Sind Studentinnen intolerant oder tolerant?

Das Ergebnis basiert auf 9 Abstimmungen

Ich denke, sie wird dich schon akzeptieren 66%
Das wird nicht funktionieren. Sie wird dich niemals akzeptieren 33%

17 Antworten

Es ist egal ob sie Studentin oder Bauarbeiterin ist. In einer WG ist das zwischenmenschliche wichtig, das man miteinander gut zurechtkommt und sehr ähnliche Vorstellungen von der Haushaltsführung und vom Zusammenleben hat. Es ist sicher nicht einfach jemand Passenden zu finden.

Würde sich bei mir eine potentielle Mitbewohnerin vorstellen mit psychischen Problemen würde ich die Situation gut hinterfragen und sicher auch mit einer gewissen Skepsis rangehen. Wenn aufgrund der psychischen Schwierigkeiten eine Schwerbehinderung mit GdB 70 festgestellt wurde dann wird sich das in irgendeiner Weise äußern und das würde ich genau wissen wollen bevor man dann womöglich irgendein Theater an der Backe hat.

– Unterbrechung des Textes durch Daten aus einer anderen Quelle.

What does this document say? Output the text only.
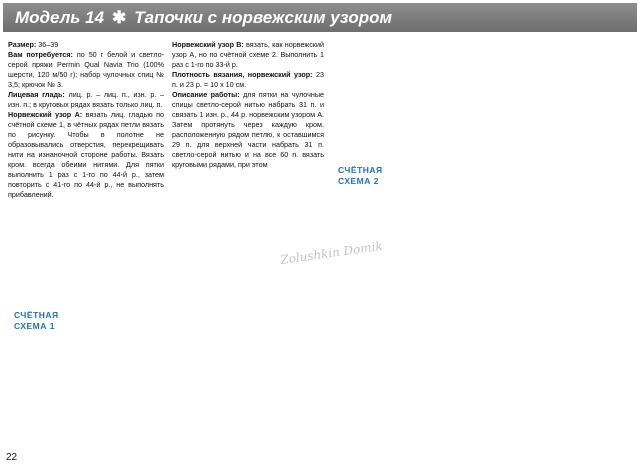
Модель 14 ✱ Тапочки с норвежским узором

Размер: 36–39

Вам потребуется: по 50 г белой и светло-серой пряжи Permin Qual Navia Trio (100% шерсти, 120 м/50 г); набор чулочных спиц № 3,5; крючок № 3.

Лицевая гладь: лиц. р. – лиц. п., изн. р. – изн. п.; в круговых рядах вязать только лиц. п.

Норвежский узор А: вязать лиц. гладью по счётной схеме 1, в чётных рядах петли вязать по рисунку. Чтобы в полотне не образовывались отверстия, перекрещивать нити на изнаночной стороне работы. Вязать кром. всегда обеими нитями. Для пятки выполнить 1 раз с 1-го по 44-й р., затем повторить с 41-го по 44-й р., не выполнять прибавлений.

Норвежский узор В: вязать, как норвежский узор А, но по счётной схеме 2. Выполнить 1 раз с 1-го по 33-й р.

Плотность вязания, норвежский узор: 23 п. и 23 р. = 10 х 10 см.

Описание работы: для пятки на чулочные спицы светло-серой нитью набрать 31 п. и связать 1 изн. р., 44 р. норвежским узором А. Затем протянуть через каждую кром. расположенную рядом петлю, к оставшимся 29 п. для верхней части набрать 31 п. светло-серой нитью и на все 60 п. вязать круговыми рядами, при этом

СЧЁТНАЯ
СХЕМА 1
СЧЁТНАЯ
СХЕМА 2
Zolushkin Domik
22
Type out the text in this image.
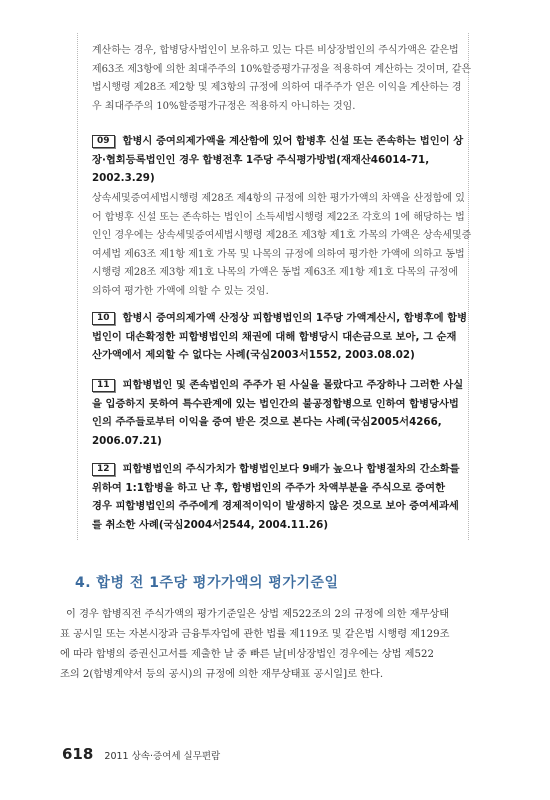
계산하는 경우, 합병당사법인이 보유하고 있는 다른 비상장법인의 주식가액은 같은법
제63조 제3항에 의한 최대주주의 10%할증평가규정을 적용하여 계산하는 것이며, 같은
법시행령 제28조 제2항 및 제3항의 규정에 의하여 대주주가 얻은 이익을 계산하는 경
우 최대주주의 10%할증평가규정은 적용하지 아니하는 것임.
09 합병시 증여의제가액을 계산함에 있어 합병후 신설 또는 존속하는 법인이 상
장·협회등록법인인 경우 합병전후 1주당 주식평가방법(재재산46014-71,
2002.3.29)
상속세및증여세법시행령 제28조 제4항의 규정에 의한 평가가액의 차액을 산정함에 있
어 합병후 신설 또는 존속하는 법인이 소득세법시행령 제22조 각호의 1에 해당하는 법
인인 경우에는 상속세및증여세법시행령 제28조 제3항 제1호 가목의 가액은 상속세및증
여세법 제63조 제1항 제1호 가목 및 나목의 규정에 의하여 평가한 가액에 의하고 동법
시행령 제28조 제3항 제1호 나목의 가액은 동법 제63조 제1항 제1호 다목의 규정에
의하여 평가한 가액에 의할 수 있는 것임.
10 합병시 증여의제가액 산정상 피합병법인의 1주당 가액계산시, 합병후에 합병
법인이 대손확정한 피합병법인의 채권에 대해 합병당시 대손금으로 보아, 그 순재
산가액에서 제외할 수 없다는 사례(국심2003서1552, 2003.08.02)
11 피합병법인 및 존속법인의 주주가 된 사실을 몰랐다고 주장하나 그러한 사실
을 입증하지 못하여 특수관계에 있는 법인간의 불공정합병으로 인하여 합병당사법
인의 주주들로부터 이익을 증여 받은 것으로 본다는 사례(국심2005서4266,
2006.07.21)
12 피합병법인의 주식가치가 합병법인보다 9배가 높으나 합병절차의 간소화를
위하여 1:1합병을 하고 난 후, 합병법인의 주주가 차액부분을 주식으로 증여한
경우 피합병법인의 주주에게 경제적이익이 발생하지 않은 것으로 보아 증여세과세
를 취소한 사례(국심2004서2544, 2004.11.26)
4. 합병 전 1주당 평가가액의 평가기준일
이 경우 합병직전 주식가액의 평가기준일은 상법 제522조의 2의 규정에 의한 재무상태
표 공시일 또는 자본시장과 금융투자업에 관한 법률 제119조 및 같은법 시행령 제129조
에 따라 합병의 증권신고서를 제출한 날 중 빠른 날[비상장법인 경우에는 상법 제522
조의 2(합병계약서 등의 공시)의 규정에 의한 재무상태표 공시일]로 한다.
618 2011 상속·증여세 실무편람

Eine WG ist ein Zusammenleben, bei dem jeder zunächst für sich selbst verantwortlich ist. Dazu gehört eine gewisse Eigenständigkeit. Niemand kann da auf einen (gleichberechtigten) WG-Partner "aufpassen", diesen psychisch aufbauen/unterstützen oder gar Co-Therapeut sein - wenn es darum geht.

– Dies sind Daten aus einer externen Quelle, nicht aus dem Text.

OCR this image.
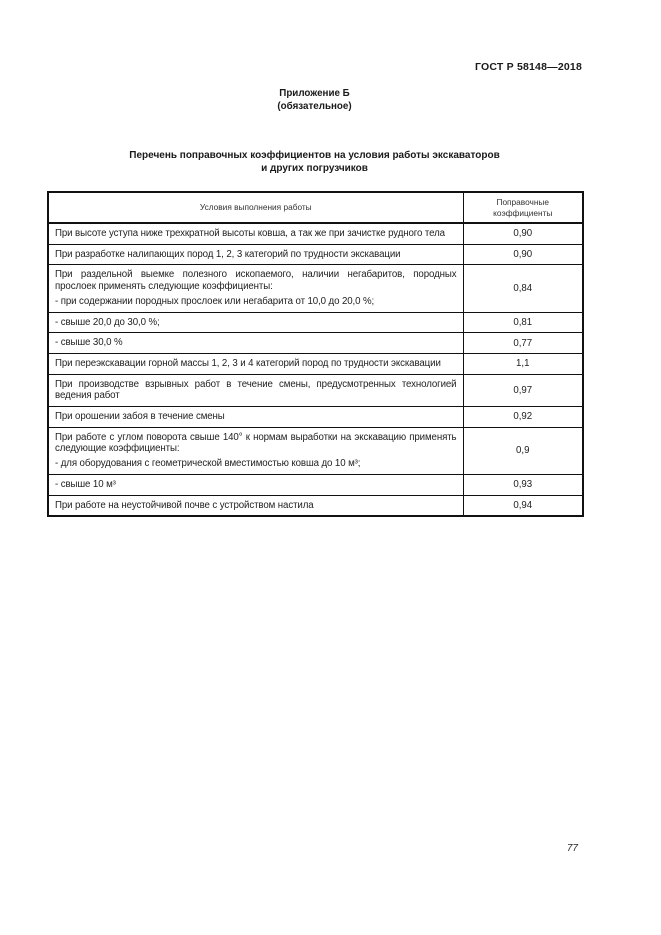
ГОСТ Р 58148—2018
Приложение Б
(обязательное)
Перечень поправочных коэффициентов на условия работы экскаваторов
и других погрузчиков
Условия выполнения работы	Поправочные коэффициенты

При высоте уступа ниже трехкратной высоты ковша, а так же при зачистке рудного тела	0,90

При разработке налипающих пород 1, 2, 3 категорий по трудности экскавации	0,90

При раздельной выемке полезного ископаемого, наличии негабаритов, породных прослоек применять следующие коэффициенты:

- при содержании породных прослоек или негабарита от 10,0 до 20,0 %;	0,84

- свыше 20,0 до 30,0 %;	0,81

- свыше 30,0 %	0,77

При переэкскавации горной массы 1, 2, 3 и 4 категорий пород по трудности экскавации	1,1

При производстве взрывных работ в течение смены, предусмотренных технологией ведения работ	0,97

При орошении забоя в течение смены	0,92

При работе с углом поворота свыше 140° к нормам выработки на экскавацию применять следующие коэффициенты:

- для оборудования с геометрической вместимостью ковша до 10 м³;	0,9

- свыше 10 м³	0,93

При работе на неустойчивой почве с устройством настила	0,94
77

Ansonsten erfordert Zusammenleben immer eine gewisse Toleranz anderen Einstellungen und Verhaltensweisen gegenüber. Das kommt wohl darauf an, wofür man diese Toleranz aufbringen sollte und müsste.

Mit dem Status "Student" hat dies alles allerdings nichts zu tun.

Studentinnen sind genauso tolerant und genauso intolerant, wie alle anderen Menschen. Es gibt welche, die sehr tolerant sind, und andere, die es absolut nicht sind.

An was für eine Mitbewohnerin du geraten würdest, kann hier niemand wissen, da niemand diese Person kennt.